I’ve played nasty guys, just not in lead roles. But really my face is so angelic, it would be hard for an audience to buy the fact that I was nasty …I hope that irony comes across in print.

Having done both, do you have a favourite out of film and TV?

On film you get more time to manufacture and deliver the performance and there’s a lot more attention to detail. But on the other hand a lot less people see it so you tend to ask yourself what the point was.

TV’s a headlong rush but with any luck maybe a million people a week will see it — maybe two million in the case of Underbelly. So they’re both different disciplines and I enjoy them both.

Why don’t our films perform?

There’s something the whole industry can learn from Underbelly ? if you write big characters getting involved in big situations the audience will buy it. There’s a bit of a fault certainly in Australian film making that they shy away from the big moment, they want to underplay everything.

You’re also a muso from way back. Are you still doing any gigs or recording?

I’m not doing any recording or club work but I do 15 or 20 corporate gigs a year. A lot of them are with Wilbur Wilde who was in Ol’ 55 with me. Often we do an all-star line up with Ross Wilson, Joe Camilleri, Glenn Shorrock or Russell Morris. It’s great fun and a real privilege for me to be in that sort of company so I really enjoy it.

Do you still get comments from Ol’ 55 fans?

I was only in that band for three years and it still holds me in good stead all these years later. I’m still working off it and I still get just as many people come up to me and say they’re Ol’ 55 fans as there are people who come up and say they’re Underbelly fans.

You’ve been in the entertainment business since the 70s. How’s it changed?

It’s still a hard slog for actors but there’s a light at the end of the tunnel now called America.

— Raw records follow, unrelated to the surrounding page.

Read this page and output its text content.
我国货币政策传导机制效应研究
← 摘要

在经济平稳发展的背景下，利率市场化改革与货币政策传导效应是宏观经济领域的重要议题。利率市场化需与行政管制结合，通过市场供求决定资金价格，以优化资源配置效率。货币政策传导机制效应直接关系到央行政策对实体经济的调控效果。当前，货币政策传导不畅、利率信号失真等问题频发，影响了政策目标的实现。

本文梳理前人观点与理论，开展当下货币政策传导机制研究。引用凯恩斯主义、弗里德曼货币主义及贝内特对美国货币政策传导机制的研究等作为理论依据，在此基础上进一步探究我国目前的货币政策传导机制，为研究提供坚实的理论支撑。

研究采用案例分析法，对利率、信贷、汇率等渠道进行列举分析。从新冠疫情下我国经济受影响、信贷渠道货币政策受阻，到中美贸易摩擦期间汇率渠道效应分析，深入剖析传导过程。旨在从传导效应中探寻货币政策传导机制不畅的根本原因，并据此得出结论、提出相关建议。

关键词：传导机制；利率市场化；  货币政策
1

Nowadays you just need that one project to open up doors for you but I don’t think that was happening so much in the 70s or 80s and probably into the 90s. So the Aussies working overseas now are quite remarkable but if you stay in this country it’s as hard as it ever was. You can’t be too precious and you’ve got to try and be as versatile as you can.

Any reason why you haven’t moved to LA with all your experience?

I’ve thought about that and what I’ve worked out is that to be a big movie star in Hollywood you have to have that certain thing called the ‘it’ factor. I’ve got the ‘what???’ factor. Russell Crowe has got ‘it’ and Frankie J Holden has got ‘what???’

But I never really had any interest in that. I’ve worked with Russell Crowe and Meryl Streep and Martin Sheen and held my own so I’m happy with that.

No twinges of jealousy when you see the huge salaries, limos and parties for Aussie stars like Russell and Nicole?

No, because they earn their money. I don’t know whether they earn the vast amounts of money they get but they do deserve to get paid for what they go through.

I was working with Eric Bana on Something in the Air when he got the call from Ridley Scott asking him to be in Black Hawk Down. He was very excited, and a year later when he came back he said he really worked for it. It’s a matter of scale. I’m sitting here on my deck, I’ve had a surf this morning, the sun’s shining and I have the Pacific Ocean stretched out before me. What have I got to be upset about?